Finance Act, 1998

Amendment of section 20 (refund of tax) of Principal Act.

114.Section 20 of the Principal Act is hereby amended—

(a) by the substitution of the following subsection for subsection (4):

“(4) (a) In relation to any taxable period ending before the 1st day of May, 1998, no refund shall, subject to paragraph (b), be made under this section or any other provision of this Act or regulations unless a claim for that refund is made within the period of ten years from the end of the taxable period to which the claim relates.

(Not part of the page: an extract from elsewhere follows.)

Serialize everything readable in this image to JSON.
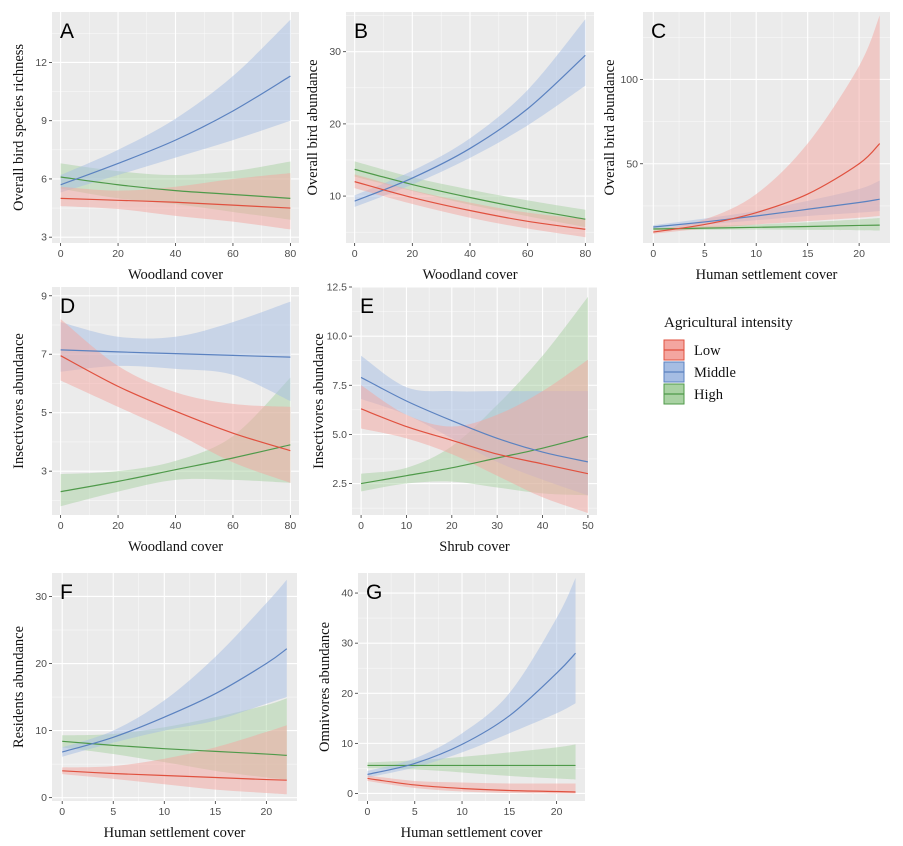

(b) In relation to any taxable period commencing on or after the 1st day of May, 1998, and on or after the 1st day of May, 1999, in relation to any other taxable period, no refund shall be made under this section or under any other provision of this Act or regulations unless a claim for that refund is made within the period of six years from the end of the taxable period to which that claim relates.”,

and

(b) by the substitution of the following subsection for subsection (5) (inserted by the Act of 1992):

“(5)(a) Where, due to a mistaken assumption in the operation of the tax, whether that mistaken assumption was made by a taxable person, any other person or the Revenue Commissioners, a person accounts for an amount of tax for which that person was not properly accountable, hereafter referred to in this subsection as the ‘overpaid amount’, that person may claim a refund of the overpaid amount and the Revenue Commissioners shall, subject to the provisions of this subsection, refund to the claimant the overpaid amount unless that refund would result in the unjust enrichment of the claimant.

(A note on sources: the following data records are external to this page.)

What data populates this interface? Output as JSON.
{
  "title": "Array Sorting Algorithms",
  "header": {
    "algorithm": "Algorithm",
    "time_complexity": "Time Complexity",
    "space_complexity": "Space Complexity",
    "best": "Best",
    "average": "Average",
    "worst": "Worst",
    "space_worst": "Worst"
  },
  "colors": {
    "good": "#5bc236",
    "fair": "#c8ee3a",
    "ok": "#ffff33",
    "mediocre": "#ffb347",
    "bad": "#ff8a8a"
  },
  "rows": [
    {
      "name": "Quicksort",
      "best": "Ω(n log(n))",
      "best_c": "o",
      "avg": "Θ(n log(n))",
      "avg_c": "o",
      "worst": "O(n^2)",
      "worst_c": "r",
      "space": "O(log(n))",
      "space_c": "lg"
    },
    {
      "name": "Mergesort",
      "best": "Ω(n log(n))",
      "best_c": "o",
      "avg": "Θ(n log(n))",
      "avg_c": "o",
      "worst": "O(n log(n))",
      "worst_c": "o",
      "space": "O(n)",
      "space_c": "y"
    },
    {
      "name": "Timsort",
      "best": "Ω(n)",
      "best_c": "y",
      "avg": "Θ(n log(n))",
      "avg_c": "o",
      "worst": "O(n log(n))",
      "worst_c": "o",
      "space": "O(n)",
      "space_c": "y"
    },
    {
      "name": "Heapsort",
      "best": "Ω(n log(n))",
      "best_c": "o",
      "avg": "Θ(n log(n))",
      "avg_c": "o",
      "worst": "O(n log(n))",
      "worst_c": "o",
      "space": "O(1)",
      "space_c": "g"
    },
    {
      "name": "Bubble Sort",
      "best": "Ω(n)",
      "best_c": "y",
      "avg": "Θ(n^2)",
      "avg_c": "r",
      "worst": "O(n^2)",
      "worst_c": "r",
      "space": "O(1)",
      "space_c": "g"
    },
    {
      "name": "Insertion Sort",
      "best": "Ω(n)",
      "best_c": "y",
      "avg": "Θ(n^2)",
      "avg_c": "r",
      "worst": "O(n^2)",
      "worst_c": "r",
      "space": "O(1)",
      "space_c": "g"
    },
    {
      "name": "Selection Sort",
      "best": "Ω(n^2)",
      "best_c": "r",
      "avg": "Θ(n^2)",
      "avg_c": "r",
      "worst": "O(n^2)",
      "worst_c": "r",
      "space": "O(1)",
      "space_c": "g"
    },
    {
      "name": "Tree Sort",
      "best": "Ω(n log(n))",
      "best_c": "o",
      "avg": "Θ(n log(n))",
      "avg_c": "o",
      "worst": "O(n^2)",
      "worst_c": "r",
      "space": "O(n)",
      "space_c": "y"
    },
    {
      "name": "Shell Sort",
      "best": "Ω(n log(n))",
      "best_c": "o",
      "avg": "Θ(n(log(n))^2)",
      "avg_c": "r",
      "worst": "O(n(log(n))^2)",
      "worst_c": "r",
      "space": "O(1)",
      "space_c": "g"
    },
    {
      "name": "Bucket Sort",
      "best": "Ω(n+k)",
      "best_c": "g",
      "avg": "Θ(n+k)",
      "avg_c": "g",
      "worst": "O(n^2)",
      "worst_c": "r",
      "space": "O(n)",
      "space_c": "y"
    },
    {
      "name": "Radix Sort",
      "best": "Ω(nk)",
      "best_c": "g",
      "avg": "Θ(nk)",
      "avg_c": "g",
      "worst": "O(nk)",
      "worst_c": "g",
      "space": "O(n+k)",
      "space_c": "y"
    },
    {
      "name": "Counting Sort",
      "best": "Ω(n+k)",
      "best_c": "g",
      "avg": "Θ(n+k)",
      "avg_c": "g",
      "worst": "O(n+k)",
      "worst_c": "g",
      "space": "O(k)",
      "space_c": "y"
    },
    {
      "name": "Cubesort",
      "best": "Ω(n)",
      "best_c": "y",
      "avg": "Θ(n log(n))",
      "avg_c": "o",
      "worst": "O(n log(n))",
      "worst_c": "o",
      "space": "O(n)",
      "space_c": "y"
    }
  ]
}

(b) Unjust enrichment of the claimant for the purposes of this section means the refund to a claimant of an overpaid amount or any part of an overpaid amount in circumstances where the cost of such overpaid amount or part thereof was, for practical purposes, passed on by the claimant to other persons in the price charged by the claimant for goods or services supplied by the claimant.

(c) Where, in relation to any claim under paragraph (a), the Revenue Commissioners have withheld an amount of the overpaid amount claimed under paragraph (a) as it would result in the unjust enrichment of the claimant the Revenue Commissioners shall, notwithstanding the provisions of paragraph (a), refund to the claimant out of the amount withheld, the amount quantified at paragraph (d)(iii) which would appropriately compensate the claimant for any loss of profits due to the mistaken assumption made in the operation of the tax, where the Revenue Commissioners are satisfied that the conditions in paragraph (d) have been met.

(d) The conditions referred to in paragraph (c), are that the claimant must—

(i) establish, based on an economic analysis which takes into account the price elasticity of demand of the goods or services supplied by the claimant, that the claimant's business has suffered a loss of turnover due to the mistaken assumption made in the operation of the tax,

(ii) quantify the extent of that loss,

(iii) quantify the extent of the claimant's loss of profits due to that loss of turnover.

(e) Where, in relation to any claim under paragraph (a), the Revenue Commissioners have withheld an amount of the overpaid amount claimed under paragraph (a) as it would result in the unjust enrichment of the claimant the Revenue Commissioners shall, notwithstanding the provisions of paragraph (a), refund to the claimant that part of the withheld amount which the claimant has undertaken to repay to the persons to whom the cost of the overpaid amount was passed on where they are satisfied that the claimant has adequate arrangements in place to identify and repay those persons.

(f) Where a claimant receives a refund in accordance with paragraph (e) and fails to repay the persons concerned at the latest by the thirtieth day next following the payment by the Revenue Commissioners of that refund, then any amount not so repaid shall, for the purposes of this Act, be treated as if it were tax due by the claimant for the taxable period within which that day falls.”.